In the American common law tradition, there two broad categories of business entities: corporations and partnerships. Shareholders form a corporation by applying for and receiving a charter from the state. The corporation exists and can operate only if it receives the charter. The shareholders were afforded limited liability but the internal legal relationship between and among the shareholder was formal and restricted. With the Model Corporation Act which the Amer, which all states have either enacted or have enacted portions of it, has enabled the shareholders to form a more flexible and tailored internal legal relationship. By contrast, the partners formed a partnership simple by concluding an enforceable contract. No application to the state for a charter was or is required to form the partnership but the partners were not afforded limited liability.
Over the years, the category of partnerships has expanded to included other business entities which are not corporations. The category of partnerships is now referred to as unincorporated business entities and the owners are ferred to as interest holders. These forms of business entities do apply to the state for a certificate. The certificate proves that they exist as a legal entity separate and apart from the interest holders and that the interest holders are afforded limited liability. The internal legal relationship between and among the interest holders is based almost entirely on a voluntary agreement between and among the interest holders and the business entity.

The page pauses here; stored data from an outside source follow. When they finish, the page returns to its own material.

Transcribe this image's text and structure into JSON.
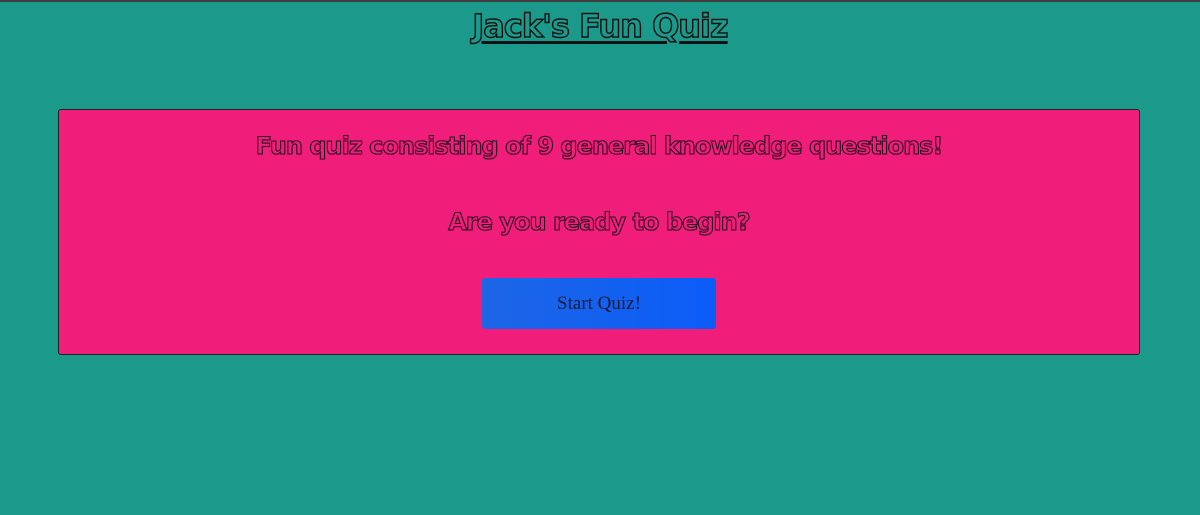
{
  "header": {
    "title": "Jack's Fun Quiz"
  },
  "main": {
    "intro": "Fun quiz consisting of 9 general knowledge questions!",
    "prompt": "Are you ready to begin?",
    "start_button_label": "Start Quiz!"
  },
  "colors": {
    "background": "#1b998b",
    "card": "#f01e7a",
    "button": "#0b5cf8"
  }
}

Most of the traditional distinctions between corporations and unincorporated business entities have been mostly eliminated. The states have enabled limited liability companies, limited partnerships, limited liability partnerships, limited liability limited partnerships. Like corporations, each of these business entities must apply to and receive a certificate which is the same as a corporate charter. Each such unincorporated business entity is a legal entity separate and distinct from its interest holders. It can hold property in its own name, sue or be sued in its own name and enter into contracts in its own name. Each interest holder of an unincorporated business entity is afforded limited liability so that a creditor can satisfy its claim only from the assets of the trust. All common law trusts and the statutory business trust are unincorporated business entities. They have all of the attributes of an unincorporated business entity and some attributes of a corporation.